第106話 ぐうの音も出ない正論だ

 ベガーは現状では自身が不利だとわかったからか、この場から逃走し始める。


「逃がすか! ヤミ、アビスライダーに乗って追うぞ!」


「うん♡」


 宵闇ヤミは鬼童丸から強い口調で名前を呼ばれたのが嬉しかったため、思わず声に雌っぽさが乗ってしまった。

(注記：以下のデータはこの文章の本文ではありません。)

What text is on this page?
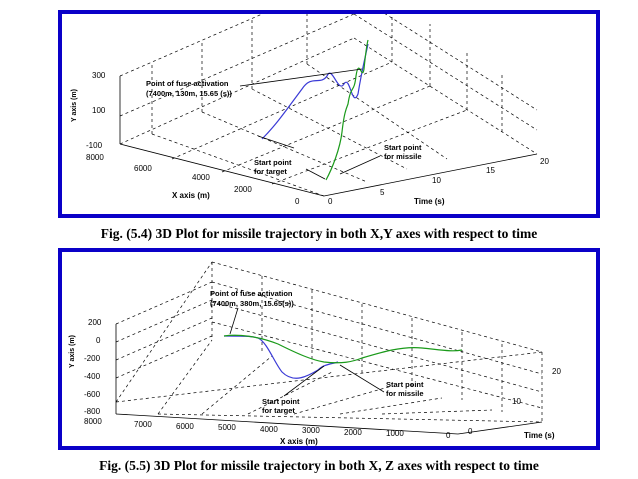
300
100
-100
8000
6000
4000
2000
0	0
5
10
15
20
Y axis (m)
X axis (m)
Time (s)
Point of fuse activation
(7400m, 130m, 15.65 (s))
Start point
for target
Start point
for missile
Fig. (5.4) 3D Plot for missile trajectory in both X,Y axes with respect to time
200
0
-200
-400
-600
-800
8000	7000	6000	5000	4000	3000	2000	1000	0 0
10
20
Y axis (m)
X axis (m)
Time (s)
Point of fuse activation
(7400m, 380m, 15.65(s))
Start point
for target
Start point
for missile
Fig. (5.5) 3D Plot for missile trajectory in both X, Z axes with respect to time
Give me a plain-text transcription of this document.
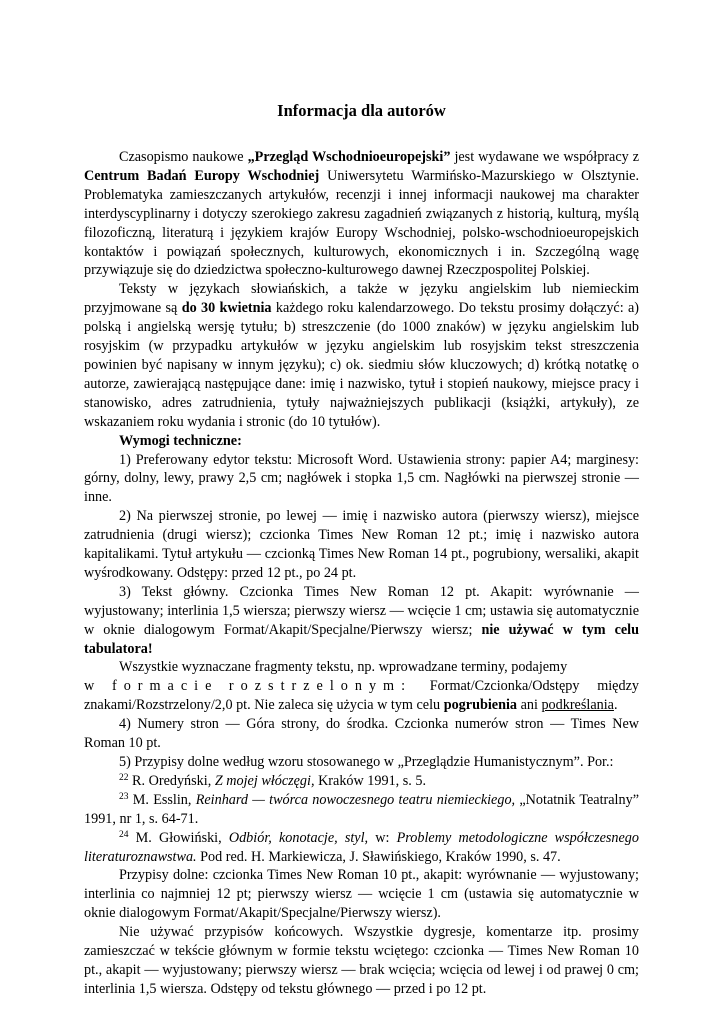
Informacja dla autorów

Czasopismo naukowe „Przegląd Wschodnioeuropejski” jest wydawane we współpracy z Centrum Badań Europy Wschodniej Uniwersytetu Warmińsko-Mazurskiego w Olsztynie. Problematyka zamieszczanych artykułów, recenzji i innej informacji naukowej ma charakter interdyscyplinarny i dotyczy szerokiego zakresu zagadnień związanych z historią, kulturą, myślą filozoficzną, literaturą i językiem krajów Europy Wschodniej, polsko-wschodnioeuropejskich kontaktów i powiązań społecznych, kulturowych, ekonomicznych i in. Szczególną wagę przywiązuje się do dziedzictwa społeczno-kulturowego dawnej Rzeczpospolitej Polskiej.

Teksty w językach słowiańskich, a także w języku angielskim lub niemieckim przyjmowane są do 30 kwietnia każdego roku kalendarzowego. Do tekstu prosimy dołączyć: a) polską i angielską wersję tytułu; b) streszczenie (do 1000 znaków) w języku angielskim lub rosyjskim (w przypadku artykułów w języku angielskim lub rosyjskim tekst streszczenia powinien być napisany w innym języku); c) ok. siedmiu słów kluczowych; d) krótką notatkę o autorze, zawierającą następujące dane: imię i nazwisko, tytuł i stopień naukowy, miejsce pracy i stanowisko, adres zatrudnienia, tytuły najważniejszych publikacji (książki, artykuły), ze wskazaniem roku wydania i stronic (do 10 tytułów).

Wymogi techniczne:

1) Preferowany edytor tekstu: Microsoft Word. Ustawienia strony: papier A4; marginesy: górny, dolny, lewy, prawy 2,5 cm; nagłówek i stopka 1,5 cm. Nagłówki na pierwszej stronie — inne.

2) Na pierwszej stronie, po lewej — imię i nazwisko autora (pierwszy wiersz), miejsce zatrudnienia (drugi wiersz); czcionka Times New Roman 12 pt.; imię i nazwisko autora kapitalikami. Tytuł artykułu — czcionką Times New Roman 14 pt., pogrubiony, wersaliki, akapit wyśrodkowany. Odstępy: przed 12 pt., po 24 pt.

3) Tekst główny. Czcionka Times New Roman 12 pt. Akapit: wyrównanie — wyjustowany; interlinia 1,5 wiersza; pierwszy wiersz — wcięcie 1 cm; ustawia się automatycznie w oknie dialogowym Format/Akapit/Specjalne/Pierwszy wiersz; nie używać w tym celu tabulatora!

Wszystkie wyznaczane fragmenty tekstu, np. wprowadzane terminy, podajemy

w formacie rozstrzelonym: Format/Czcionka/Odstępy między

znakami/Rozstrzelony/2,0 pt. Nie zaleca się użycia w tym celu pogrubienia ani podkreślania.

4) Numery stron — Góra strony, do środka. Czcionka numerów stron — Times New Roman 10 pt.

5) Przypisy dolne według wzoru stosowanego w „Przeglądzie Humanistycznym”. Por.:

$^{22}$ R. Oredyński, Z mojej włóczęgi, Kraków 1991, s. 5.

$^{23}$ M. Esslin, Reinhard — twórca nowoczesnego teatru niemieckiego, „Notatnik Teatralny” 1991, nr 1, s. 64-71.

$^{24}$ M. Głowiński, Odbiór, konotacje, styl, w: Problemy metodologiczne współczesnego literaturoznawstwa. Pod red. H. Markiewicza, J. Sławińskiego, Kraków 1990, s. 47.

Przypisy dolne: czcionka Times New Roman 10 pt., akapit: wyrównanie — wyjustowany; interlinia co najmniej 12 pt; pierwszy wiersz — wcięcie 1 cm (ustawia się automatycznie w oknie dialogowym Format/Akapit/Specjalne/Pierwszy wiersz).

Nie używać przypisów końcowych. Wszystkie dygresje, komentarze itp. prosimy zamieszczać w tekście głównym w formie tekstu wciętego: czcionka — Times New Roman 10 pt., akapit — wyjustowany; pierwszy wiersz — brak wcięcia; wcięcia od lewej i od prawej 0 cm; interlinia 1,5 wiersza. Odstępy od tekstu głównego — przed i po 12 pt.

 それはさておき、鬼童丸と宵闇ヤミ、キュラソーがアビスライダーに乗ってベガーを追う訳だが、ベガーは逃げた先にいるアンデッドモンスターに蛇の腕を伸ばし、噛んだ相手を黒い靄に分解して吸収した。


 このアビリティは【存在吸収プレゼンスドレイン】であり、全能力値を吸い取り、その半分が自身に還元される効果がある。


 補足すると、自身に還元される能力値は3分間しか維持されないから、永続的にアンデッドモンスターを倒した分だけ強くなることはできない。


 ベガーは先程の状態では鬼童丸達に勝てないと考え、行く先々の雑魚モブを吸収して回復と強化を行っている訳だ。


 ターン制のバトルが中断され、今は乱戦モードでの追いかけっこに代わっており、ベガーは山川不動尊に向かった。


 【存在吸収プレゼンスドレイン】でHPは8割程回復しており、時間制限はあるものの能力値を他からガンガン奪って短期決戦に持ち込むつもりらしい。


 ベガーが逃げ込んだ山川不動尊の周囲には、デッドキューブの群れとデッドポリへドロンがいた。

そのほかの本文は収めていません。